Cuando Willa Cather (1873-1947) recibe en 1922 el premio Pulitzer por su novela One of Ours, está a punto de comenzar una nueva etapa literaria. Atrás queda un itinerario vital y profesional tan rico y diverso como el espíritu de esta extraordinaria mujer. Tiene 48 años, es una de las narradoras más importantes de Norteamérica y sus novelas –Alexander’s Bridge, O Pioneers! y My Ántonia– gozan de un sólido prestigio entre la crítica y de un amplio éxito popular. Entre 1923 y 1926 publica dos obras cortas –A Lost Lady y My Mortal Enemy– de características similares, a las que encuadra en un género personal que llama nouvelle démeublée (novela desamueblada).
Mi enemigo mortal tiene la extensión de un relato largo, inaugura una actitud de mayor compromiso personal –un audaz punto y aparte en su obra– y contiene los elementos nucleares que desarrollará en Death Comes for the Archbishop y Shadows on the Rock.

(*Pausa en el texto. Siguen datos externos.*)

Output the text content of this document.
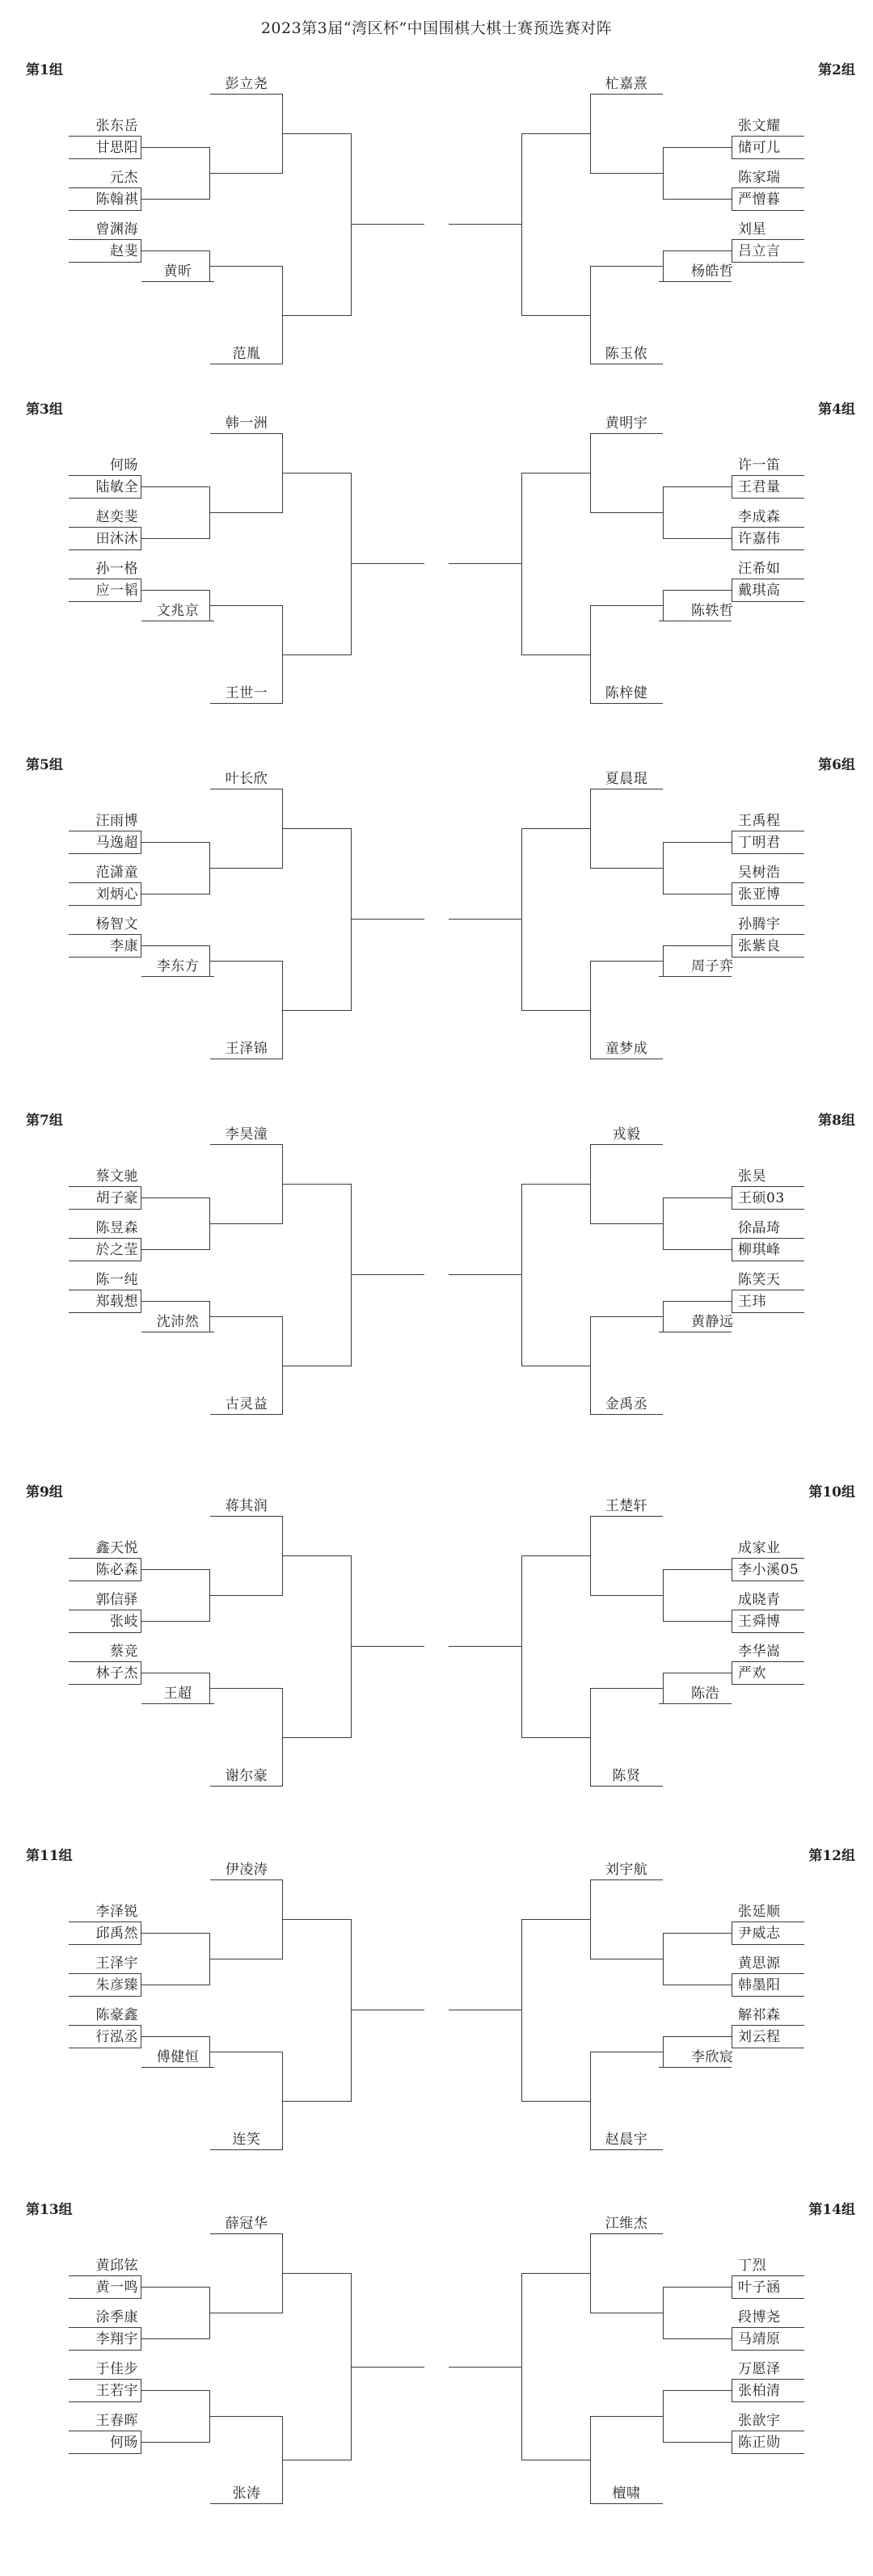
2023第3届“湾区杯”中国围棋大棋士赛预选赛对阵
第1组
张东岳
甘思阳
元杰
陈翰祺
曾渊海
赵斐
黄昕
彭立尧
范胤
第2组
张文耀
储可儿
陈家瑞
严憎暮
刘星
吕立言
杨皓哲
杧嘉熹
陈玉侬
第3组
何旸
陆敏全
赵奕斐
田沐沐
孙一格
应一韬
文兆京
韩一洲
王世一
第4组
许一笛
王君量
李成森
许嘉伟
汪希如
戴琪高
陈轶哲
黄明宇
陈梓健
第5组
汪雨博
马逸超
范潇童
刘炳心
杨智文
李康
李东方
叶长欣
王泽锦
第6组
王禹程
丁明君
吴树浩
张亚博
孙腾宇
张紫良
周子弈
夏晨琨
童梦成
第7组
蔡文驰
胡子豪
陈昱森
於之莹
陈一纯
郑载想
沈沛然
李昊潼
古灵益
第8组
张昊
王硕03
徐晶琦
柳琪峰
陈笑天
王玮
黄静远
戎毅
金禹丞
第9组
鑫天悦
陈必森
郭信驿
张岐
蔡竞
林子杰
王超
蒋其润
谢尔豪
第10组
成家业
李小溪05
成晓青
王舜博
李华嵩
严欢
陈浩
王楚轩
陈贤
第11组
李泽锐
邱禹然
王泽宇
朱彦臻
陈豪鑫
行泓丞
傅健恒
伊凌涛
连笑
第12组
张延顺
尹威志
黄思源
韩墨阳
解祁森
刘云程
李欣宸
刘宇航
赵晨宇
第13组
黄邱铉
黄一鸣
涂季康
李翔宇
于佳步
王若宇
王春晖
何旸
薛冠华
张涛
第14组
丁烈
叶子涵
段博尧
马靖原
万愿泽
张柏清
张歆宇
陈正勋
江维杰
檀啸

“Conocí a Myra Henshawe cuando tenía quince años, pero recordaba haber oído hablar de ella desde que tenía uso de razón”. Así comienza su relato Nellie Birdseye. El retrato de Myra desde la perspectiva de Nellie –treinta años más joven– es una auténtica obra maestra. Su preciso análisis psicológico no tiene nada que envidiar a Henry James o a Edith Wharton y, voluntariamente ajeno a las corrientes literarias de su tiempo, se despliega con la intemporal validez de Jane Austen o George Eliot. En Mi enemigo mortal no pasan muchas cosas porque no hay nada irrelevante. El gigantesco drama humano de Myra se levanta, en su impresionante vigor, sobre los frágiles cimientos de la cotidiana normalidad. La historia recorre algo más de un centenar de páginas y tiene la certera precisión del vuelo de una flecha. La sobria pluma de Willa Cather quiere dejar testimonio de la difícil asignatura de la existencia, de la lucha de su protagonista y del titánico ejercicio de la genuina grandeza de su alma: el valor para afrontar el fracaso, el desencanto y el error de una vida.
Quien se acerque por primera vez a la obra de esta autora, puede concluir que la literatura universal guarda aún muchos tesoros por descubrir.